Un article de Martine Arpin

Dans un monde idéal, ma mini-leçon dure 12 minutes. Pendant que les élèves sont en écriture autonome, je vois deux sous-groupes d’élèves, planifiés et préparés selon les besoins de chacun, que je reverrai au moins deux fois dans la semaine, et je peux faire deux ou trois entretiens individuels. Ceux avec qui je ne travaille pas écrivent tous sans relâche, appliquent à la lettre la stratégie que je viens de démontrer, sans oublier les autres stratégies des leçons précédentes. Tous les élèves se réfèrent aux tableaux d’ancrage au besoin, et les partenaires s’entraident, se posent des questions, se relisent pour se donner des conseils, en chuchotant. J’ai aussi donné une petite leçon de mi-atelier et on termine avec un partage qui illustre la leçon du jour et qui aborde même un autre aspect pour amener les élèves plus loin. Et quand la période est terminée, ma coiffure est intacte (!) et je ne suis pas essoufflée.

Dans un monde idéal.

Mais pour de vrai, de vrai, je parle parfois un peu trop durant la leçon (mais de moins en moins!). Comme j’apprivoise cette année les sous-groupes en écriture (plus facile pour moi en lecture), il n’y en a qu’un dans la période, et pas tous les jours, sinon je manque de temps pour les entretiens individuels.Certains n’ont pas le volume d’écriture auquel je m’attends, d’autres ont besoin d’une aide plus soutenue, d’autres de revenir aux leçons précédentes, leçons qui, disons-le, filent à la vitesse de l’éclair.
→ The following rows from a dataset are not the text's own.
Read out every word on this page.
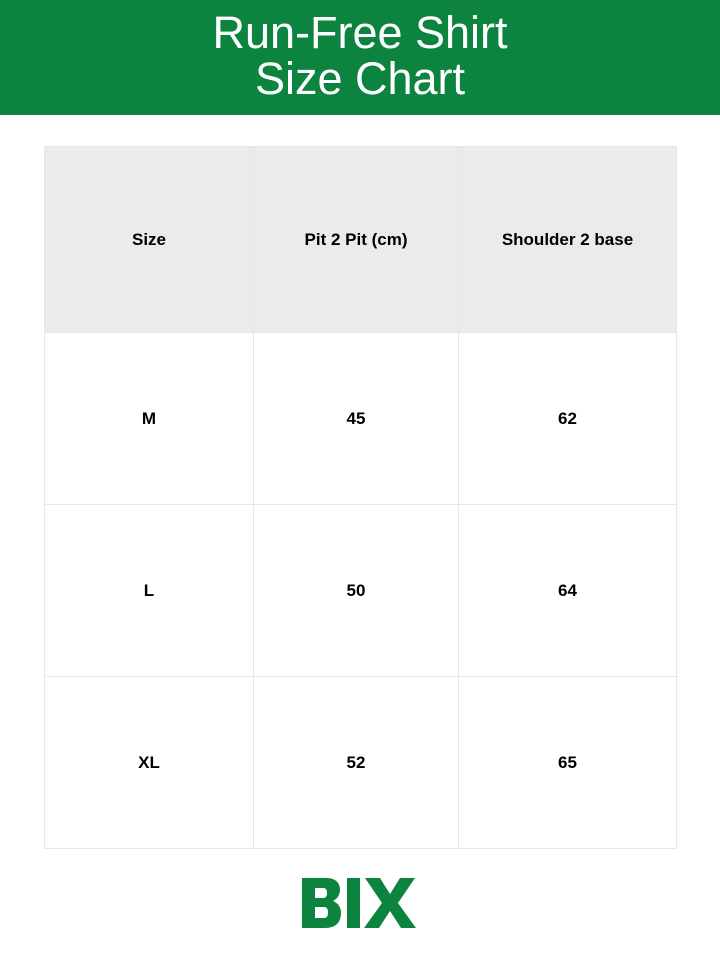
Run-Free Shirt
Size Chart
Size	Pit 2 Pit (cm)	Shoulder 2 base
M	45	62
L	50	64
XL	52	65
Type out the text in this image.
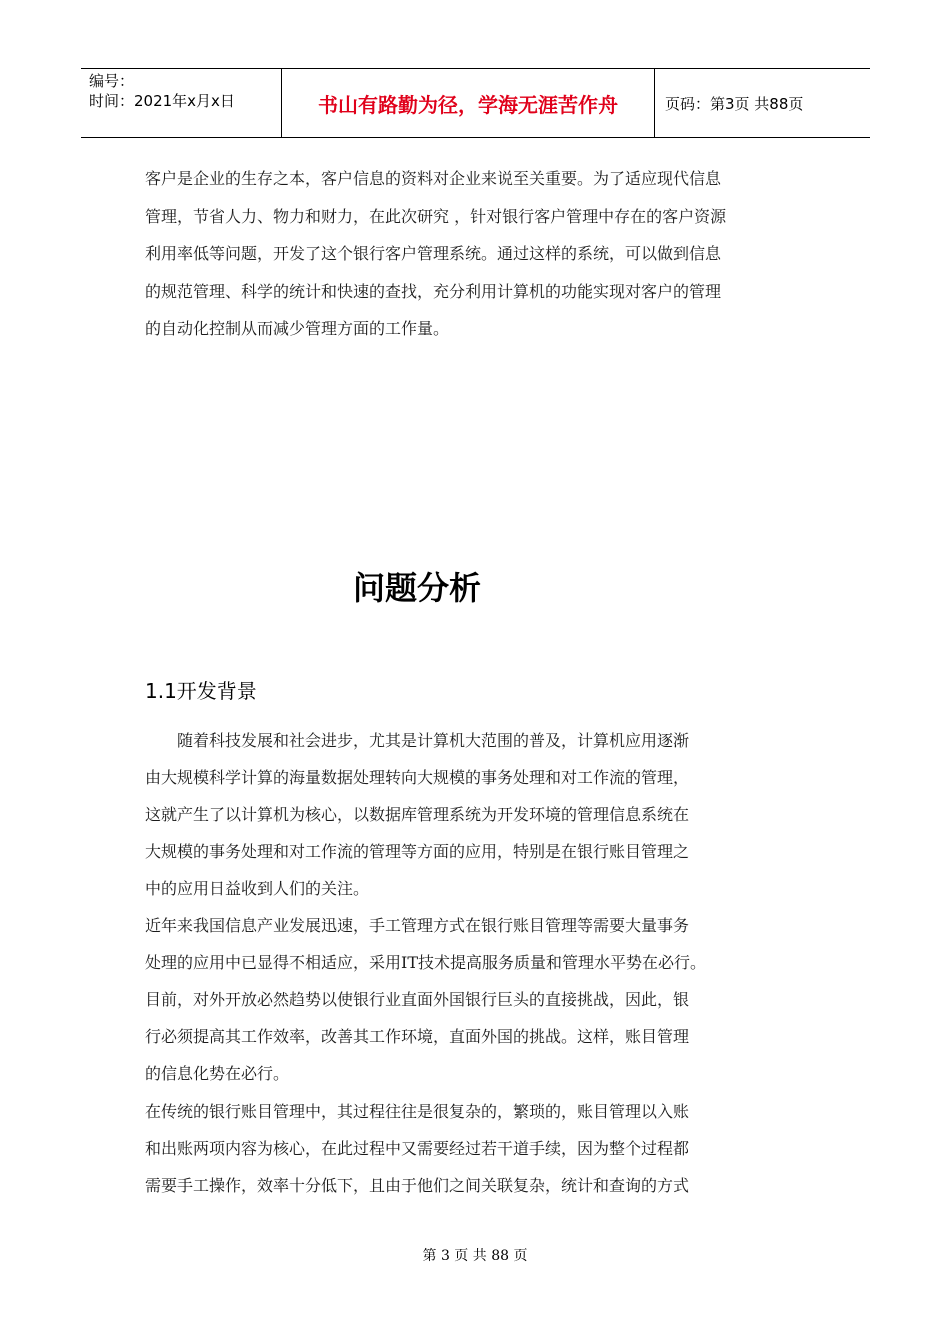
编号：
时间：2021年x月x日	书山有路勤为径，学海无涯苦作舟	页码：第3页 共88页
客户是企业的生存之本，客户信息的资料对企业来说至关重要。为了适应现代信息
管理，节省人力、物力和财力，在此次研究 ，针对银行客户管理中存在的客户资源
利用率低等问题，开发了这个银行客户管理系统。通过这样的系统，可以做到信息
的规范管理、科学的统计和快速的查找，充分利用计算机的功能实现对客户的管理
的自动化控制从而减少管理方面的工作量。
问题分析
1.1开发背景
　　随着科技发展和社会进步，尤其是计算机大范围的普及，计算机应用逐渐
由大规模科学计算的海量数据处理转向大规模的事务处理和对工作流的管理，
这就产生了以计算机为核心，以数据库管理系统为开发环境的管理信息系统在
大规模的事务处理和对工作流的管理等方面的应用，特别是在银行账目管理之
中的应用日益收到人们的关注。
近年来我国信息产业发展迅速，手工管理方式在银行账目管理等需要大量事务
处理的应用中已显得不相适应，采用IT技术提高服务质量和管理水平势在必行。
目前，对外开放必然趋势以使银行业直面外国银行巨头的直接挑战，因此，银
行必须提高其工作效率，改善其工作环境，直面外国的挑战。这样，账目管理
的信息化势在必行。
在传统的银行账目管理中，其过程往往是很复杂的，繁琐的，账目管理以入账
和出账两项内容为核心，在此过程中又需要经过若干道手续，因为整个过程都
需要手工操作，效率十分低下，且由于他们之间关联复杂，统计和查询的方式
第 3 页 共 88 页
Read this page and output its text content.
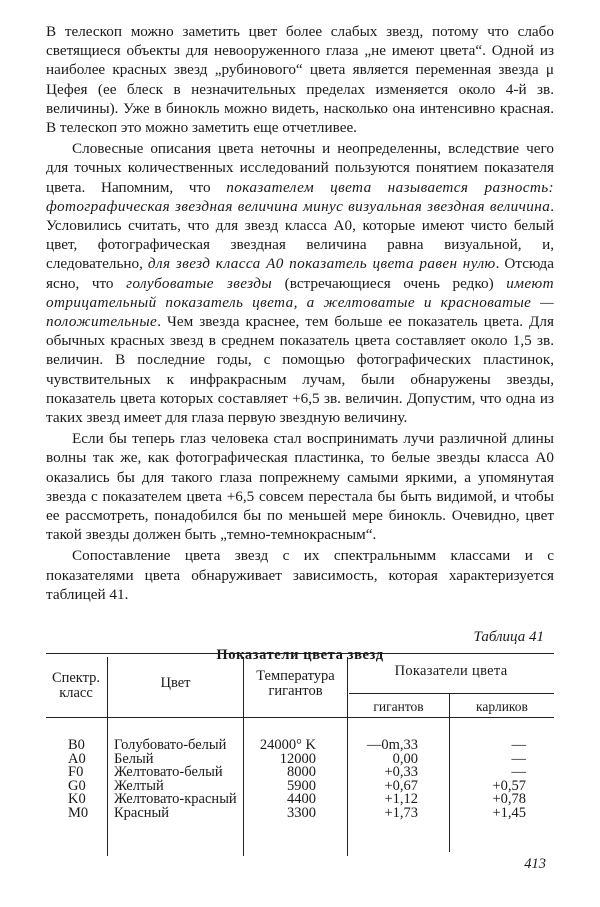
В телескоп можно заметить цвет более слабых звезд, потому что слабо светящиеся объекты для невооруженного глаза „не имеют цвета“. Одной из наиболее красных звезд „рубинового“ цвета является переменная звезда μ Цефея (ее блеск в незначительных пределах изменяется около 4-й зв. величины). Уже в бинокль можно видеть, насколько она интенсивно красная. В телескоп это можно заметить еще отчетливее.

Словесные описания цвета неточны и неопределенны, вследствие чего для точных количественных исследований пользуются понятием показателя цвета. Напомним, что показателем цвета называется разность: фотографическая звездная величина минус визуальная звездная величина. Условились считать, что для звезд класса А0, которые имеют чисто белый цвет, фотографическая звездная величина равна визуальной, и, следовательно, для звезд класса А0 показатель цвета равен нулю. Отсюда ясно, что голубоватые звезды (встречающиеся очень редко) имеют отрицательный показатель цвета, а желтоватые и красноватые — положительные. Чем звезда краснее, тем больше ее показатель цвета. Для обычных красных звезд в среднем показатель цвета составляет около 1,5 зв. величин. В последние годы, с помощью фотографических пластинок, чувствительных к инфракрасным лучам, были обнаружены звезды, показатель цвета которых составляет +6,5 зв. величин. Допустим, что одна из таких звезд имеет для глаза первую звездную величину.

Если бы теперь глаз человека стал воспринимать лучи различной длины волны так же, как фотографическая пластинка, то белые звезды класса А0 оказались бы для такого глаза попрежнему самыми яркими, а упомянутая звезда с показателем цвета +6,5 совсем перестала бы быть видимой, и чтобы ее рассмотреть, понадобился бы по меньшей мере бинокль. Очевидно, цвет такой звезды должен быть „темно-темнокрасным“.

Сопоставление цвета звезд с их спектральнымм классами и с показателями цвета обнаруживает зависимость, которая характеризуется таблицей 41.

Таблица 41
Показатели цвета звезд
Спектр. класс
Цвет	Температура гигантов
Показатели цвета
гигантов	карликов
B0
A0
F0
G0
K0
M0
Голубовато-белый
Белый
Желтовато-белый
Желтый
Желтовато-красный
Красный
24000° K
12000
8000
5900
4400
3300
—0m,33
0,00
+0,33
+0,67
+1,12
+1,73
—
—
—
+0,57
+0,78
+1,45
413
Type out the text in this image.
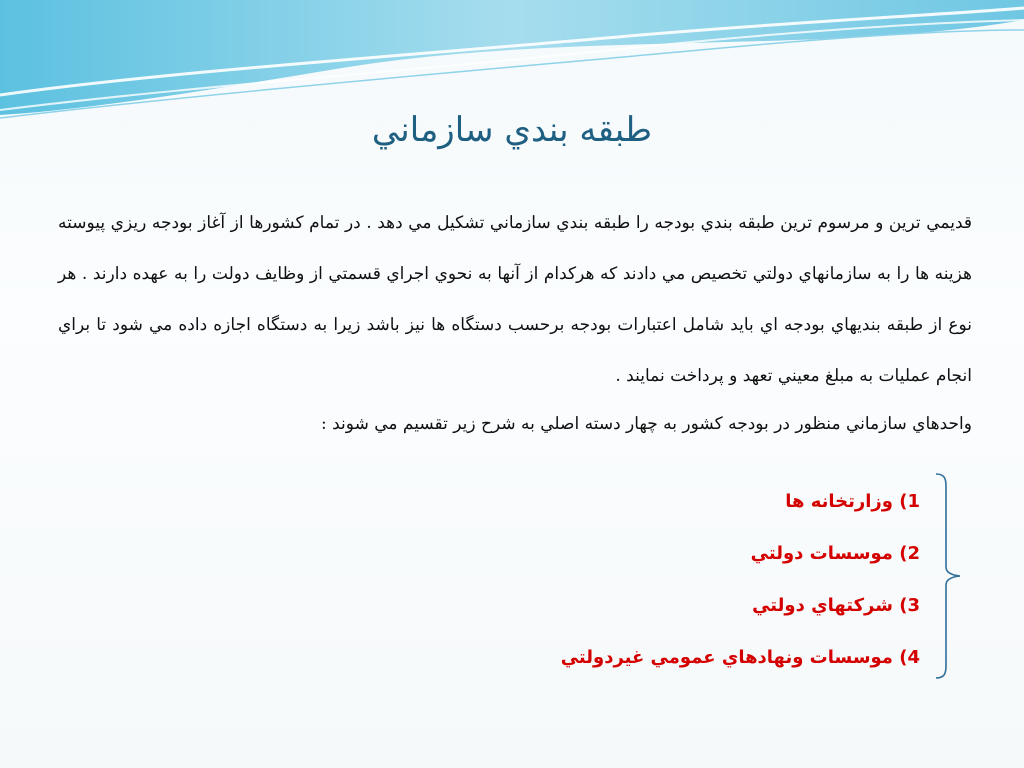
طبقه بندي سازماني

قديمي ترين و مرسوم ترين طبقه بندي بودجه را طبقه بندي سازماني تشكيل مي دهد . در تمام كشورها از آغاز بودجه ريزي پيوسته هزينه ها را به سازمانهاي دولتي تخصيص مي دادند كه هركدام از آنها به نحوي اجراي قسمتي از وظايف دولت را به عهده دارند . هر نوع از طبقه بنديهاي بودجه اي بايد شامل اعتبارات بودجه برحسب دستگاه ها نيز باشد زيرا به دستگاه اجازه داده مي شود تا براي انجام عمليات به مبلغ معيني تعهد و پرداخت نمايند .

واحدهاي سازماني منظور در بودجه كشور به چهار دسته اصلي به شرح زير تقسيم مي شوند :
1) وزارتخانه ها
2) موسسات دولتي
3) شركتهاي دولتي
4) موسسات ونهادهاي عمومي غيردولتي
Je prends beaucoup de temps pour planifier, moi qui ai presque 20 ans d’expérience en première année. J’oublie parfois la leçon de mi-atelier, le partage est plus court que prévu et il fait parfois l’objet d’une autre leçon complète.

Même si ce n’est pas l’idéal, je sais que chaque petit pas que je fais me mène vers ce que je veux être et que je veux donner aux élèves. Et je pense à Rebecca Cronin, du TCRWP, qui disait que la première année d’expérimentation des Units of Study, on apprivoise les mini-leçons, la deuxième année, on améliore nos entretiens et ensuite on peut travailler sur l’enseignement en petit groupe. Mais que lorsqu’on décide de    se lancer, il faut plonger. À fond. Pour que les élèves s’investissent autant que nous.

Quand j’invite les élèves à se fixer des buts à différents moments de l’atelier d’écriture, je remarque que les attentes élevées et la confiance que j’ai face à leurs aptitudes d’auteurs les incitent à repousser leurs limites et à se dépasser. J’essaie de le faire moi aussi dans mon enseignement. Mon but, c’est le monde idéal…et en attendant, je plonge, j’expérimente, je m’exerce. Et chaque fois que j’entends, à la fin de la période d’écriture,  » Oh non! Pas déjà?! »…je me dis que le monde idéal, ça commence un peu par là, non?